Es ist keine Überraschung, dass Philipp Kutter gestern zum neuen Wädenswiler Stadtpräsidenten gewählt wurde. Der Spitzenreiter aus dem ersten Wahlgang hat als Sicherheits- und Gesundheitsvorstand in den letzten vier Jahren gute Arbeit geleistet - abgesehen von der anfänglichen Fehleinschätzung der Kriminalität im Holzmoosrütiquartier, über die die Wähler gestern offenbar hinweggesehen haben.
Daneben hat Kutter die Stadt mit seinem professionellen und modernen Wahlkampf aufgerüttelt. Regelrecht zugepflastert wurde Wädenswil mit dem Bild des dynamisch wirkenden Jungpolitikers und seinem Slogan «Zukunft Kutter». Zusätzlich lancierte Philipp Kutter unter anderem, dem Beispiel von Christoph Blocher folgend, «kutterTV» im Internet - eine ganz neue Wahlkampfdimension in Wädenswil.
Seine Konkurrenten Taddei und Zollinger wirkten daneben auf ihren Standardplakaten trotz pinkem Jacket bzw. blauem Hintergrund wie graue Mäuse.
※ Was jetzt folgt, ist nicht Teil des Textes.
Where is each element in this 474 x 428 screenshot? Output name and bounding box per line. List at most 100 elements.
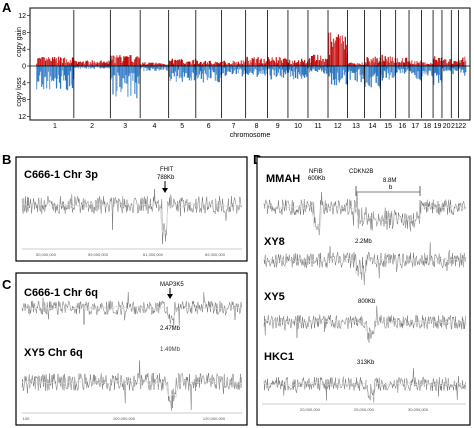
gain-bar <box>104 62 106 66</box>
gain-bar <box>258 63 260 66</box>
gain-bar <box>367 58 369 66</box>
loss-bar <box>262 66 264 70</box>
loss-bar <box>391 66 393 78</box>
gain-bar <box>340 43 343 66</box>
gain-bar <box>303 59 306 66</box>
gain-bar <box>350 62 352 66</box>
gain-bar <box>141 64 143 66</box>
gain-bar <box>237 61 239 66</box>
loss-bar <box>221 66 223 74</box>
gain-bar <box>239 63 241 66</box>
gain-bar <box>310 56 313 66</box>
gain-bar <box>295 62 298 66</box>
gain-bar <box>67 61 70 66</box>
loss-bar <box>253 66 255 72</box>
loss-bar <box>347 66 349 72</box>
gain-bar <box>329 32 332 66</box>
loss-bar <box>463 66 465 73</box>
loss-bar <box>384 66 386 72</box>
gain-bar <box>55 58 58 66</box>
gain-bar <box>250 62 252 66</box>
loss-bar <box>205 66 208 76</box>
gain-bar <box>211 64 213 66</box>
loss-bar <box>73 66 76 68</box>
panel-d-axis-ticks: 20,000,000 25,000,000 30,000,000 <box>300 407 429 412</box>
gain-bar <box>261 63 263 66</box>
loss-bar <box>172 66 174 74</box>
loss-bar <box>197 66 200 78</box>
loss-bar <box>130 66 132 96</box>
gain-bar <box>344 36 346 66</box>
loss-bar <box>397 66 400 69</box>
gain-bar <box>51 57 54 66</box>
loss-bar <box>203 66 206 71</box>
gain-bar <box>164 64 166 66</box>
loss-bar <box>164 66 166 68</box>
gain-bar <box>150 63 152 66</box>
loss-bar <box>328 66 330 77</box>
loss-bar <box>382 66 384 78</box>
chromosome-label: 14 <box>369 123 377 130</box>
loss-bar <box>289 66 292 77</box>
signal-line <box>263 368 466 403</box>
loss-bar <box>63 66 66 76</box>
gain-bar <box>276 63 279 66</box>
gain-bar <box>246 56 248 66</box>
gain-bar <box>136 56 138 66</box>
panel-a-frame <box>29 7 471 121</box>
loss-bar <box>453 66 455 69</box>
gain-bar <box>400 61 403 66</box>
loss-bar <box>318 66 321 71</box>
gain-bar <box>65 59 68 66</box>
gain-bar <box>384 56 386 66</box>
loss-bar <box>428 66 430 71</box>
gain-bar <box>369 62 371 66</box>
loss-bar <box>393 66 395 77</box>
gain-bar <box>305 63 308 66</box>
gain-bar <box>132 61 134 66</box>
axis-tick-label: 25,000,000 <box>354 407 375 412</box>
loss-bar <box>259 66 261 74</box>
loss-bar <box>388 66 390 80</box>
loss-bar <box>123 66 125 79</box>
gain-bar <box>337 34 340 66</box>
loss-bar <box>241 66 243 77</box>
gain-bar <box>192 59 195 66</box>
loss-bar <box>403 66 406 74</box>
chromosome-label: 5 <box>180 123 184 130</box>
loss-bar <box>371 66 373 77</box>
loss-bar <box>49 66 52 77</box>
loss-bar <box>91 66 93 68</box>
loss-bar <box>464 66 466 76</box>
gain-bar <box>100 60 102 66</box>
loss-bar <box>196 66 199 79</box>
loss-bar <box>219 66 221 78</box>
gain-bar <box>155 62 157 66</box>
loss-bar <box>395 66 397 73</box>
chromosome-label: 16 <box>398 123 406 130</box>
gain-bar <box>320 60 323 66</box>
loss-bar <box>461 66 463 70</box>
loss-bar <box>336 66 339 73</box>
loss-bar <box>421 66 423 77</box>
xy5-size-label: 800Kb <box>358 299 376 305</box>
gain-bar <box>288 59 291 66</box>
gain-bar <box>309 62 312 66</box>
loss-bar <box>269 66 271 76</box>
gain-bar <box>314 61 317 66</box>
loss-bar <box>260 66 262 72</box>
mmah-trace <box>263 192 467 236</box>
loss-bar <box>137 66 139 77</box>
loss-bar <box>207 66 210 78</box>
gain-bar <box>463 61 465 66</box>
loss-bar <box>423 66 425 74</box>
gain-bar <box>317 60 320 66</box>
panel-b-title: C666-1 Chr 3p <box>24 169 98 181</box>
gain-bar <box>124 57 126 66</box>
gain-bar <box>425 64 427 66</box>
nfib-size-label: 600Kb <box>308 176 326 182</box>
gain-bar <box>78 61 81 66</box>
signal-mean-line <box>21 305 243 321</box>
gain-bar <box>262 63 264 66</box>
gain-bar <box>397 62 400 66</box>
Dass der Kommunikationsfachmann Kutter weiss, wie er sich selber und seine Ideen erfolgreich vermarktet, hat er nicht erst jetzt bewiesen. Nach nur einer Legislatur im Wädenswiler Gemeinderat wurde er 2006 in den Stadtrat gewählt, im Kantonsrat ist er nach drei Jahren schon Fraktionschef der CVP.
Sicher ist: Das Wädenswiler Stadtpräsidium ist für Kutter nicht das Ziel seiner politischen Karriere. Bereits gestern hat er angekündigt, dass er 2011 für den Nationalrat kandidieren wird. Dieser Ehrgeiz und seine Gradlinigkeit kommen nicht überall gut an. Er benutze das Stadtpräsidium lediglich als Sprungbrett für persönliche Karrierepläne, kritisieren seine Gegner. Jetzt muss Philipp Kutter beweisen, dass er das neue Amt nicht aus Eigennützigkeit angestrebt hat, sondern um Wädenswil voranzutreiben. Von nun an wird er an seinen Taten gemessen werden und nicht an seinem Auftritt.